Over a four-day period in mid-November 2016, Pat and Doris Leary counted flock after flock of American Oystercatchers resting on oyster rakes, islands, and jetties spanning from Horseshoe Beach in Dixie County southward to Duke Power's rock jetty in Citrus County. They photographed each flock and used a spotting scope to search every pair of bird legs in each flock carefully, looking for color-coded leg bands that would identify the origin of each banded bird.
What they found: an astounding record total of exactly 2000 individual American Oystercatchers! And 194 birds - almost 10% - carried uniquely coded leg bands identifying their respective nesting sites!
The combination of alpha-numeric code orientation, lettering color, and background band color provides a unique identifer for each banded Oystercatcher that can be traced to the date and location where the bird was banded. Learning the fall and winter whereabouts of birds banded as flightless chicks is exciting news for the researchers that banded them. It's also rewarding for Pat and Doris Leary to learn the band origins and to realize the high value of the hours they invest and the miles they traverse to provide such vital information about the life history of one of North America's most iconic birds.
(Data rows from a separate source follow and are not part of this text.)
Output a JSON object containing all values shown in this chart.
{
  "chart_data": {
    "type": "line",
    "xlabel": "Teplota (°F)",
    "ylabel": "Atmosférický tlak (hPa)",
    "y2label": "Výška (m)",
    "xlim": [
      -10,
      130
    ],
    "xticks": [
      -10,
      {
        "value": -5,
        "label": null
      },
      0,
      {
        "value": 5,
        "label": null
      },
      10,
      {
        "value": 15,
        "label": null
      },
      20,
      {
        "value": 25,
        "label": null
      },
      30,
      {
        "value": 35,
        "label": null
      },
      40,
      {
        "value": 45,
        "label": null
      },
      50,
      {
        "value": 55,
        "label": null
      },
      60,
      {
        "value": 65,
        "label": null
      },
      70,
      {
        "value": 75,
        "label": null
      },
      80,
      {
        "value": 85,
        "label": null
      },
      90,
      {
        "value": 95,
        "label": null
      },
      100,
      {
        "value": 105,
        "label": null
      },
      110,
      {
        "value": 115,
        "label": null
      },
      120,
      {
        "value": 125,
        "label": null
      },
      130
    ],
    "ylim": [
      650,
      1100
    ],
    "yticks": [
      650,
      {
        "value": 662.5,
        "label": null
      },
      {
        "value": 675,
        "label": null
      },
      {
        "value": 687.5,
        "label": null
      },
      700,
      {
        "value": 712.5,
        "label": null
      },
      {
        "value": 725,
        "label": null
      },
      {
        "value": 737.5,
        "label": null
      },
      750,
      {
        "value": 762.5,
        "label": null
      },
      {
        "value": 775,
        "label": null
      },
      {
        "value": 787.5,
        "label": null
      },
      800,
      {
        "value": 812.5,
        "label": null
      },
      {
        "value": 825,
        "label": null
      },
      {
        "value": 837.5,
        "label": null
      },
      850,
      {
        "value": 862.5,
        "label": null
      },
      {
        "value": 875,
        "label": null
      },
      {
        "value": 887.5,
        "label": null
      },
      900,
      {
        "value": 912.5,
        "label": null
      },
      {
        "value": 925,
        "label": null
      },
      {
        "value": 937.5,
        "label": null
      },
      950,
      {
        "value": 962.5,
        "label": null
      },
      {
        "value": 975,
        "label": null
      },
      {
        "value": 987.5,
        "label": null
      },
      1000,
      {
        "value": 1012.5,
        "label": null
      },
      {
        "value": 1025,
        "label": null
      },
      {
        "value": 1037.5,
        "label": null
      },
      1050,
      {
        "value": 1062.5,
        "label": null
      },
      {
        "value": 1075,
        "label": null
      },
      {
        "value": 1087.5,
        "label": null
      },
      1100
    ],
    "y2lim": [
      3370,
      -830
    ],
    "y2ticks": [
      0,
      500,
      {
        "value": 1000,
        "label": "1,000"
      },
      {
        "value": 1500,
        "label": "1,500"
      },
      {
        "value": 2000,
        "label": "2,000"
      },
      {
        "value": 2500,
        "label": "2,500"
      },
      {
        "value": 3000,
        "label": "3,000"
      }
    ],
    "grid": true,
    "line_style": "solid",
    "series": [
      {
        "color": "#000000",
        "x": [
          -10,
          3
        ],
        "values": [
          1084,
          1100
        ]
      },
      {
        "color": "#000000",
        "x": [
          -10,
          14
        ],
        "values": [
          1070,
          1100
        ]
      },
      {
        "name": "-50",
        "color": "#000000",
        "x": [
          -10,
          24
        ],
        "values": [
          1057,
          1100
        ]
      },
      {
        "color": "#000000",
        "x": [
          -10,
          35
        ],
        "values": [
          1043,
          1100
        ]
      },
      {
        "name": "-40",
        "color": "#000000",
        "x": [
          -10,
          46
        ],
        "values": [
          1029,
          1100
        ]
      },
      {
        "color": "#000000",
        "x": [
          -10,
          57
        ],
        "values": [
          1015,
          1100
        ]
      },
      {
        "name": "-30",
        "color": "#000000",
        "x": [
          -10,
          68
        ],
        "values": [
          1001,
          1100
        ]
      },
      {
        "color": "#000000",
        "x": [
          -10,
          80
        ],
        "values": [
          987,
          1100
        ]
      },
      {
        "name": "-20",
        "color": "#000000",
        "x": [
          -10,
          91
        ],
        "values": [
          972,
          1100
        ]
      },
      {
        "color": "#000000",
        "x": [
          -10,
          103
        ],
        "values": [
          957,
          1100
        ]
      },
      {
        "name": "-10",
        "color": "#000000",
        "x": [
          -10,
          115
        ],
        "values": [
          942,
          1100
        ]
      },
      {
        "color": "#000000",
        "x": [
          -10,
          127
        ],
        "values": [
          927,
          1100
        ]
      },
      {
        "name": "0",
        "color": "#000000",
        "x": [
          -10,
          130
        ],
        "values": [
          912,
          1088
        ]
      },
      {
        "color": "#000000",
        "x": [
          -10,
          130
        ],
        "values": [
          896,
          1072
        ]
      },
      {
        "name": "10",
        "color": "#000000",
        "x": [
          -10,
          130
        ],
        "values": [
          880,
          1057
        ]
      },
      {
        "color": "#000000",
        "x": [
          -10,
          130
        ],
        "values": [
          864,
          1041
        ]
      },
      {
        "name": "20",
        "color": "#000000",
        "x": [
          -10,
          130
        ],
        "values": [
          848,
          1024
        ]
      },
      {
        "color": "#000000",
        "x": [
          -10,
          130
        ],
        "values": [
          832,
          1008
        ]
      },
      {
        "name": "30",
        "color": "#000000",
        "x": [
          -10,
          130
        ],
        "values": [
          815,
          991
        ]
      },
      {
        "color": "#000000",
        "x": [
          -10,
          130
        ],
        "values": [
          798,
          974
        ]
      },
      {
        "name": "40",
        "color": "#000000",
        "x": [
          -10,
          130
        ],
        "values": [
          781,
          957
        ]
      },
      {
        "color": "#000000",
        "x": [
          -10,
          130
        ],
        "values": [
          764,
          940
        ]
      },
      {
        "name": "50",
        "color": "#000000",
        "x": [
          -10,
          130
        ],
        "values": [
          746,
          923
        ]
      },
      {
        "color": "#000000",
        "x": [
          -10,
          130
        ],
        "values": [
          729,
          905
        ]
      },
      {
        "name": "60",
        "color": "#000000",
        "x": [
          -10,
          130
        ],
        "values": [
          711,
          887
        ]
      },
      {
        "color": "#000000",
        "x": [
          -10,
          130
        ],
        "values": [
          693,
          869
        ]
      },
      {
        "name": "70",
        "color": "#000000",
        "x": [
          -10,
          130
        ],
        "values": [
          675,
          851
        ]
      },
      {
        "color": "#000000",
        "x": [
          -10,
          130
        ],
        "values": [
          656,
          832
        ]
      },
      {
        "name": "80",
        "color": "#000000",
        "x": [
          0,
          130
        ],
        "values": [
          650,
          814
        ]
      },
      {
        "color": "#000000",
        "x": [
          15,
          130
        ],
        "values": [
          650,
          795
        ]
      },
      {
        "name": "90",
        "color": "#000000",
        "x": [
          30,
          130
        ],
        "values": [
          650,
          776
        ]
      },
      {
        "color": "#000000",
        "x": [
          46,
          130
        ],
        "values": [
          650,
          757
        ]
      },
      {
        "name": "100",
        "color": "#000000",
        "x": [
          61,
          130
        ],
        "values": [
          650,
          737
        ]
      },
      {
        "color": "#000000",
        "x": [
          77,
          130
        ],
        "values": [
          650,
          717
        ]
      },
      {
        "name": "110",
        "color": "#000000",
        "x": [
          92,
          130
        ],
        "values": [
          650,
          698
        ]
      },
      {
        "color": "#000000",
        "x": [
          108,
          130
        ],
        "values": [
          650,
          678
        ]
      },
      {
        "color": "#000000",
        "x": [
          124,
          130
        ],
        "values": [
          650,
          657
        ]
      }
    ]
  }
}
After reviewing the band codes and colors, Pat and Doris determined that the Oystercatchers originated in eight states: Massachusetts, New York, New Jersey, Virginia, North Carolina, South Carolina, Georgia, and Florida.
The Big Bend coastline habitats where these large flocks of American Oystercatchers and other migratory shorebirds overwinter are classified as Global Important Bird Areas. The shallow waters of this region are food-rich and studded with oyster rakes, mudflats, mangrove islands, and small, sand-bordered islands with low vegetation on which birds can rest between meals.
Unfortunately, as Florida's resident populations grows and boat-based tourism has grown in recent years, Oystercatchers don't get as much rest as they once did. Airboats, motorboats, and kayaks bring fishermen and nature lovers ashore - or close to shore - and flush the birds so they have to burn needed energy reserves flying to locate another resting site. And they may be flushed from the next site also.
Please consider these boating tips along Florida's Big Bend coastline:
- Kayaks and canoes flush birds too. Pass up landing or fishing close to resting flocks of birds and move on to another beautiful site.
- Use waterproof binoculars to scope out islands where you plan to fish or picnic and avoid sites with resting bird flocks.
- If your boat flushes a flock you didn't see prior to approach, and the birds appear to be circling around to land there again, they may not have another nearby, predator-free site on which to rest. Consider backing off and letting the birds have that spot.
- Dispose of all fishing tackle properly. Do not cut line and leave it in place to become a tourniquet for a bird's leg or wing as shown in the accompanying photo.